When workers remove the East Bridgewater Dam in Massachusetts later this year, it will open 13 miles of stream and 640 additional acres of fish-spawning habitat. The river joins with the largest herring and eel migration at the now undammed Taunton River a few miles downstream. The Nature Conservancy and the Massachusetts Division of Ecological Restoration plan to monitor the site for the next 10 to 20 years.

The Tidmarsh Project, the state’s largest restoration project, may hold clues to the future of restoration in the state. Driving past, you wouldn’t realize that Tidmarsh was a cranberry farm for 100 years. The farm had at one time produced one percent of Ocean Spray’s cranberries, but business dried up with changes in industrial cranberry farming.

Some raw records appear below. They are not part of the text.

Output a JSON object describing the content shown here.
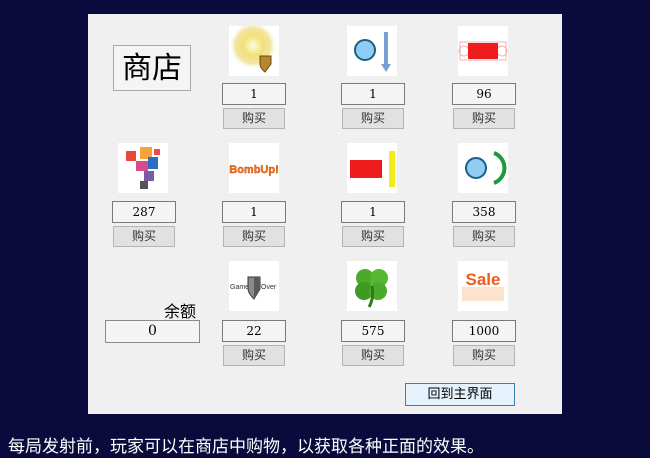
{
  "shop": {
    "title": "商店",
    "items": [
      {
        "icon": "explosion-shield-icon",
        "count": "1",
        "buy_label": "购买"
      },
      {
        "icon": "ball-arrow-down-icon",
        "count": "1",
        "buy_label": "购买"
      },
      {
        "icon": "red-paddle-icon",
        "count": "96",
        "buy_label": "购买"
      },
      {
        "icon": "color-blocks-icon",
        "count": "287",
        "buy_label": "购买"
      },
      {
        "icon": "bombup-icon",
        "text": "BombUp!",
        "count": "1",
        "buy_label": "购买"
      },
      {
        "icon": "red-block-yellow-bar-icon",
        "count": "1",
        "buy_label": "购买"
      },
      {
        "icon": "ball-green-arc-icon",
        "count": "358",
        "buy_label": "购买"
      },
      {
        "icon": "game-over-shield-icon",
        "text_left": "Game",
        "text_right": "Over",
        "count": "22",
        "buy_label": "购买"
      },
      {
        "icon": "four-leaf-clover-icon",
        "count": "575",
        "buy_label": "购买"
      },
      {
        "icon": "sale-icon",
        "text": "Sale",
        "count": "1000",
        "buy_label": "购买"
      }
    ],
    "balance_label": "余额",
    "balance_value": "0",
    "back_button": "回到主界面"
  },
  "caption": "每局发射前，玩家可以在商店中购物，以获取各种正面的效果。",
  "colors": {
    "background": "#0a0a3c",
    "panel": "#f0f0f0",
    "back_button_border": "#3c7fb1"
  }
}
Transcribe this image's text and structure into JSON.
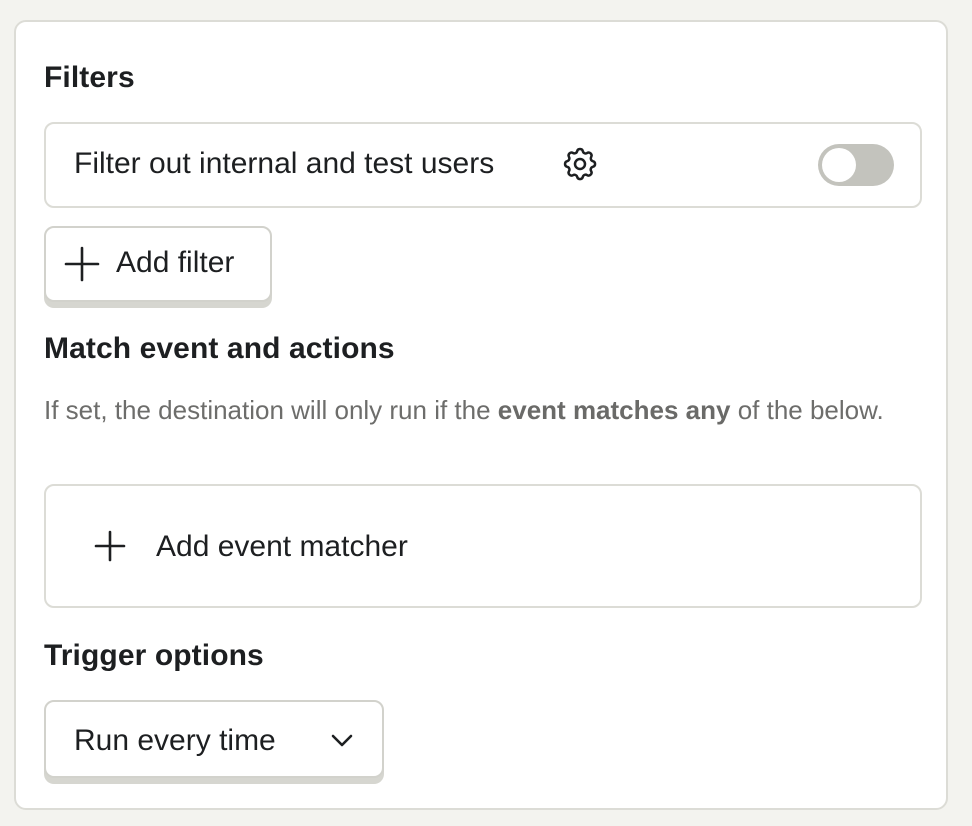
{
  "filters": {
    "title": "Filters",
    "internal_filter": {
      "label": "Filter out internal and test users",
      "settings_icon": "gear-icon",
      "enabled": false
    },
    "add_filter_label": "Add filter"
  },
  "match": {
    "title": "Match event and actions",
    "description_pre": "If set, the destination will only run if the ",
    "description_bold": "event matches any",
    "description_post": " of the below.",
    "add_event_label": "Add event matcher"
  },
  "trigger": {
    "title": "Trigger options",
    "selected": "Run every time"
  },
  "colors": {
    "toggle_off": "#c3c3bd",
    "border": "#dcdcd6",
    "page_bg": "#f3f3ef"
  }
}
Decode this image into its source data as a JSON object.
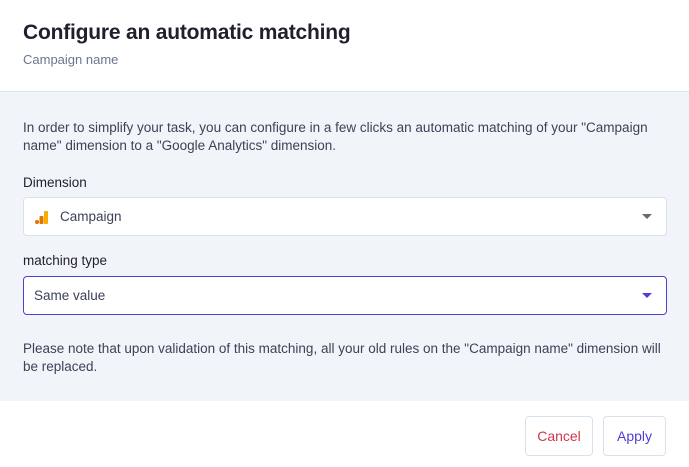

The prior owners closed up shop in 2010. Instead of selling the land, they worked with state and local agencies to remove nine dams and rebuild three miles of stream channel. Now the site looks like a vibrant river with marshy ponds and red wing blackbirds.

Tidmarsh has attracted researchers from a dozen colleges and universities statewide. The Massachusetts Institute of Technology Living Observatory is an ongoing monitoring project that captures ongoing readings of birdsong, soil moisture and climate data with a network of sensors. The data is transmitted in real-time to MIT, allowing researchers to capture every stage of restoration, the ephemera of re-wilding. During a party thrown by Mass Audubon, one of the speakers referred to Tidmarsh as “The Wood’s Hole of Ecological Restoration.”

Alex Hackman, a restoration specialist for Department of Environmental Restoration, was enthusiastic about the project. This is the first time researchers have been able to monitor how well a restoration project works in real-time.

“It’s a rare story of environmental hope,” he said.

Hackman stressed that restoration projects aren’t just feel-good stories. Removing dams and restoring wetlands are crucial for climate change readiness. As storms become more severe, the risk for dam failure grows. Unpolluted silt trapped behind dams could build sandbars to block storm surges.

“We need wetlands more than ever so that water has somewhere to go,” Hackman said. “Especially with sea level rises.”

Projects like Tidmarsh and Carver Cotton Gin Mill Dam only happen when activists and landowners want a project to go forward. Without their cooperation, aging dams sit unnoticed, part of the iconic mill-dotted landscape of New England. Landowners in particular have a lot of power to restore sites or turn them over to other uses. Legally, landowners are responsible for old dams. Tidmarsh in particular could have been converted into a housing development.

“It’s a full-circle transition from private land to agricultural land to public open space,” Hackman said. “It is taking an old capitalistic endeavor and returning it to the public good.”